Set of 3 Flameless Mulit-colored "Flame" Ivory Pillar Candles

Easy Bake Real Meal Oven by Hasbro

...

and only the 10th item is a timer-

Prepworks from Progressive TMB-101 Little Timer


Then, they offer you the result from a search on "kitchen timer" and then the results from a search on "teal kitchen" and then the results from a search on "teal timer". So clearly they have no idea what you want.


We wrote a demo Amazon product search that improved their product selection ranking by taking into account what the user actually meant. We classified the input into the primary item and more than 100 attributes. For "teal kitchen timer" our system classified this:

item: timer hue: blue color: teal location: kitchen

and analyzed the results of amazon's search to qualify their answers. If their search failed, our system proposed a simpler search:

secondary search: blue kitchen timer


3. ChatScript has a built-in pos-tagger parser. So it can break a sentence into its component grammatical parts and store and retrieve data using that.


4. ChatScript has a document reader mode wherein it can read a document (eg a book) and run all of chatscript topics and rules on each sentence within. This can be used to make analyses of the document's content and potentially store information about it into a database.


5. ChatScript can connect to a PostgreSQL database and can thus directly query and manipulate large amounts of data under ChatScript script control.


6. ChatScript can create and infer among facts, so it can build up a representation of the user, his interests, what he has done before, etc.


7. ChatScript maintains a context for each separate user and a ChatScript server can handle many concurrent users.

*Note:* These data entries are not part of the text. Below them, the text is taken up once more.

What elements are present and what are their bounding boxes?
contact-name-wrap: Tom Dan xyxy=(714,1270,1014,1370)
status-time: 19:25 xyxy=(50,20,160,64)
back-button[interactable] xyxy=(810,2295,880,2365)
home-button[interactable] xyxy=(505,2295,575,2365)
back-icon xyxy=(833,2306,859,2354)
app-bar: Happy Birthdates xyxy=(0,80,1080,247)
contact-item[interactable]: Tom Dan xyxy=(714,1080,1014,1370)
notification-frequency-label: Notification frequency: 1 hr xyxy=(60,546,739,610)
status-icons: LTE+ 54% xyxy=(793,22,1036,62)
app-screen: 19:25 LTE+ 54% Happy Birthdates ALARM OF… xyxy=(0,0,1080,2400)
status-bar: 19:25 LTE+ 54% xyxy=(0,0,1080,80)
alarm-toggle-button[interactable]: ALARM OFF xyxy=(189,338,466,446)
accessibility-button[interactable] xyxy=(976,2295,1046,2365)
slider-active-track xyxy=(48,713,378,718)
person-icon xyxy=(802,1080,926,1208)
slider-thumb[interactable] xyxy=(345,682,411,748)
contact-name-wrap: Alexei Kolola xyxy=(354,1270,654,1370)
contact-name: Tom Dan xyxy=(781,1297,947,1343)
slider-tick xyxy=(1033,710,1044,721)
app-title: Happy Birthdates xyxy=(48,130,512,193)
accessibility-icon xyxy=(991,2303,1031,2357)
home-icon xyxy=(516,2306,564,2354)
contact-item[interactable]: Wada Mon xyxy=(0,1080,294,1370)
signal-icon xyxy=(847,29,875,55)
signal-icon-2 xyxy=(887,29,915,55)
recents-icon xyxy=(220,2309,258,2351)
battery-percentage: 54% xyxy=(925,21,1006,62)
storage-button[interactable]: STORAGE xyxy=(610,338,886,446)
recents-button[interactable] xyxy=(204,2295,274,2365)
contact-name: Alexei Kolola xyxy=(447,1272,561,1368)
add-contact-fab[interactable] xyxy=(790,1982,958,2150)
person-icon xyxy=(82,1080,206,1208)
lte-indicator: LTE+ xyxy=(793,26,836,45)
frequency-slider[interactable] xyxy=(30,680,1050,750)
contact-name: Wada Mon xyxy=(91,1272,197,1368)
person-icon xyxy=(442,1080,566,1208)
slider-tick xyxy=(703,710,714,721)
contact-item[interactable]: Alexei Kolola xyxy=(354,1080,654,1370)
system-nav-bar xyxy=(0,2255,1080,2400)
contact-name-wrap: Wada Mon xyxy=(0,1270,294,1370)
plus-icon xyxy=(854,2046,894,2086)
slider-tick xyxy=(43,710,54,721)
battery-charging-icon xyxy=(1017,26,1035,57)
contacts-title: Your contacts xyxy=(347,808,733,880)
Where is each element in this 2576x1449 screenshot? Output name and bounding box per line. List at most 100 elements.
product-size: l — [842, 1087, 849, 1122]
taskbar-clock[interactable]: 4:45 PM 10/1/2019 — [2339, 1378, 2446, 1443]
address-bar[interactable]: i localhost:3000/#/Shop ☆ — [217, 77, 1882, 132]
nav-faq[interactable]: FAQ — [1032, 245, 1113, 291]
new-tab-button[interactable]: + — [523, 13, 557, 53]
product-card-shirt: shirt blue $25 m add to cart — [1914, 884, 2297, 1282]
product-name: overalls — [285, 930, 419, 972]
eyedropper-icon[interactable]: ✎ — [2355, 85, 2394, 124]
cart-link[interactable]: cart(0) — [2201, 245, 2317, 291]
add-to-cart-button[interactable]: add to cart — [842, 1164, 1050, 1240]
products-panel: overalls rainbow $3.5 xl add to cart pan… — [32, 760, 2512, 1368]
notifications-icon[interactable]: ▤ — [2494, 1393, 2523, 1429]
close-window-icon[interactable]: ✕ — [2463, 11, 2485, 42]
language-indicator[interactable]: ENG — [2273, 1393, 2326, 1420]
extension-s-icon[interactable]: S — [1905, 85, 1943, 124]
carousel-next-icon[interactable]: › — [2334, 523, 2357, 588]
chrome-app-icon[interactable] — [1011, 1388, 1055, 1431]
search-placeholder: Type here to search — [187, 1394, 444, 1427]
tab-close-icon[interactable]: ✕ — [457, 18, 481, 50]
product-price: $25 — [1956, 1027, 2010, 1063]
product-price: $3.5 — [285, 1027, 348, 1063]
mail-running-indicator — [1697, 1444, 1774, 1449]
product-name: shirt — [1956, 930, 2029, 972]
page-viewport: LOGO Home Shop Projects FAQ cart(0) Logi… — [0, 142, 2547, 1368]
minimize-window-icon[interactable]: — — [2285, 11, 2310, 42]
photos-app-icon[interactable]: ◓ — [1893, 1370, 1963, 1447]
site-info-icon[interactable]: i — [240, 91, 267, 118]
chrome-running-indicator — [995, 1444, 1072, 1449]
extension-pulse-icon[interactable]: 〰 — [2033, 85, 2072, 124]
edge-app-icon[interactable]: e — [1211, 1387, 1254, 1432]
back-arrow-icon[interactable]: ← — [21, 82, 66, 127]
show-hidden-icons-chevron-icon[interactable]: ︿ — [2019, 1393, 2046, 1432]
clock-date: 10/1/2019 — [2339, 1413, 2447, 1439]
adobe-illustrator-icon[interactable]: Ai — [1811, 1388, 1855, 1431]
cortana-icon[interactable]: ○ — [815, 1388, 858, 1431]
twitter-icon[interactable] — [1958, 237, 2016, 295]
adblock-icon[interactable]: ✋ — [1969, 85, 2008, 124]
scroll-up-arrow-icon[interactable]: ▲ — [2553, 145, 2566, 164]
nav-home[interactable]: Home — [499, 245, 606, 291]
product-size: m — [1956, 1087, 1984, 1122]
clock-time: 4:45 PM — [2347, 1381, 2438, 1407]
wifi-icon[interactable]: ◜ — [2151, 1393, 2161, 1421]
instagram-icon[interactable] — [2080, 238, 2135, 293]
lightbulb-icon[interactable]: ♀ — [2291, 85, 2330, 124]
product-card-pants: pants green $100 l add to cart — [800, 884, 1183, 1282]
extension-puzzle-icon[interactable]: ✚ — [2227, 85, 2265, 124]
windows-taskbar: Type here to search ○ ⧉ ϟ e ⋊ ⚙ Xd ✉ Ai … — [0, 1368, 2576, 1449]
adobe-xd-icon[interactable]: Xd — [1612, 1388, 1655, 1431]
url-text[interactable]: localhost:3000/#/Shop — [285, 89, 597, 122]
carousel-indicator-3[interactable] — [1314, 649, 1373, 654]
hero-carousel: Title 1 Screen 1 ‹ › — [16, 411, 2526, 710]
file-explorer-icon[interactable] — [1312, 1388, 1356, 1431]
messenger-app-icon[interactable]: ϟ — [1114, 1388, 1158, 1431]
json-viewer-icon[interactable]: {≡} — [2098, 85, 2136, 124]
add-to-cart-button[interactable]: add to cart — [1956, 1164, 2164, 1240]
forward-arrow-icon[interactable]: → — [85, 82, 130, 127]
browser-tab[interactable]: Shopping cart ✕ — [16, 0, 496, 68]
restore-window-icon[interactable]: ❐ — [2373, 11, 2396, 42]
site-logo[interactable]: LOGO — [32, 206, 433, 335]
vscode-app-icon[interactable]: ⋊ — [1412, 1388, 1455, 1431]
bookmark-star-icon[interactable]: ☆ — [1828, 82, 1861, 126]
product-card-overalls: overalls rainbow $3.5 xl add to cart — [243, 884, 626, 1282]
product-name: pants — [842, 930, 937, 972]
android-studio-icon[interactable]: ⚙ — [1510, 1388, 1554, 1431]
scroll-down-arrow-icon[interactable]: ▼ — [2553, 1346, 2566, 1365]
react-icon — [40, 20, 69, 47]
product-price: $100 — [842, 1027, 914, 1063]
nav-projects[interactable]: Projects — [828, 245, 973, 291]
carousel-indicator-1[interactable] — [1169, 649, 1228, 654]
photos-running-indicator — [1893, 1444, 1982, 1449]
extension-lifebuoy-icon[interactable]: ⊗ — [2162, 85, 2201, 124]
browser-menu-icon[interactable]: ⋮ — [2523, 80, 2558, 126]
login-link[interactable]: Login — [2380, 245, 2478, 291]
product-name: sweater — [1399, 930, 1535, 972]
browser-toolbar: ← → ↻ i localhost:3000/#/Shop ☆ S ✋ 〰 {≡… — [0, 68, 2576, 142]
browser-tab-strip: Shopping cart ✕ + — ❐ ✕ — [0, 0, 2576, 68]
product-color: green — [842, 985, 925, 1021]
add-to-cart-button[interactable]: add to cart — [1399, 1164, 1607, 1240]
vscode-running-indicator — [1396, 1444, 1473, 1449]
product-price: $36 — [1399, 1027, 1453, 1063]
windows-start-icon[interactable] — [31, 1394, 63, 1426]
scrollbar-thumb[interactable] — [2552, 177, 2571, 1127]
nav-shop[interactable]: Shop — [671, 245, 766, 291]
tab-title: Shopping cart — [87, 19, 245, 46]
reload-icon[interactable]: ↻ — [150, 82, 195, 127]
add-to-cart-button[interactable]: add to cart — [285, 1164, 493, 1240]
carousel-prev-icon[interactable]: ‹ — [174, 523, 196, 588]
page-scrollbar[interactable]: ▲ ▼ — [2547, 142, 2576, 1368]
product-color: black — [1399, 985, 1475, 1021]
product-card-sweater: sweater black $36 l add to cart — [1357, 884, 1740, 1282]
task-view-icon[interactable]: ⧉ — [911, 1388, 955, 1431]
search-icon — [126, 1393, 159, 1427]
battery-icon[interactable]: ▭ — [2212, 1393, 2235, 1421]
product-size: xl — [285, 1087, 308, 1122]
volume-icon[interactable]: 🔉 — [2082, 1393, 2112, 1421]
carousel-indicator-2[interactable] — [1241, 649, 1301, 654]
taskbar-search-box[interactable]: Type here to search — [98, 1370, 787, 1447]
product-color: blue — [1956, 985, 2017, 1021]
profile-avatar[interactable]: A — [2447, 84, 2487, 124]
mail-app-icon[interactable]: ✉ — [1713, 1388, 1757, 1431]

8. ChatScript can talk to the internet using http, processing data that is returned using script.


What Additional Capabilities are needed to be developed


Obviously we don't have to start by doing everything. Overview information on books such as exists on Amazon or in the library database is essential. Having preprocessed the internals of a book is not. Having a history of the user's behavior is not. For books in print, typically Amazon will have popularity measurements. For books out of print these are generally not available. So what do we need to build such a system?


1. Data- Obviously we need access to various databases of information. We have already written code to use Amazon's Reseller API to see into their world of data. We'd need code for library information. And we'd have to write code to interface to Internet Archive and other sources of information about books.


2. Time & Money - We continue to work towards this ultimate goal on our own, adding bits and pieces of capability into ChatScript. At this point we have most of the raw abilities we would need created, but it would take time and a customer with an actual use and funding to have us build this system.


3. Research - If we want to store information about the internal content of a book, we would have to research/experiment on the best ways to represent the book into a searchable database beyond what people do now with mere keyword frequency. This is not an essential component of a beginning system, but would be desirable in our ultimate vision.



Bottom Line: Know anyone who is interested in funding some part or all of this?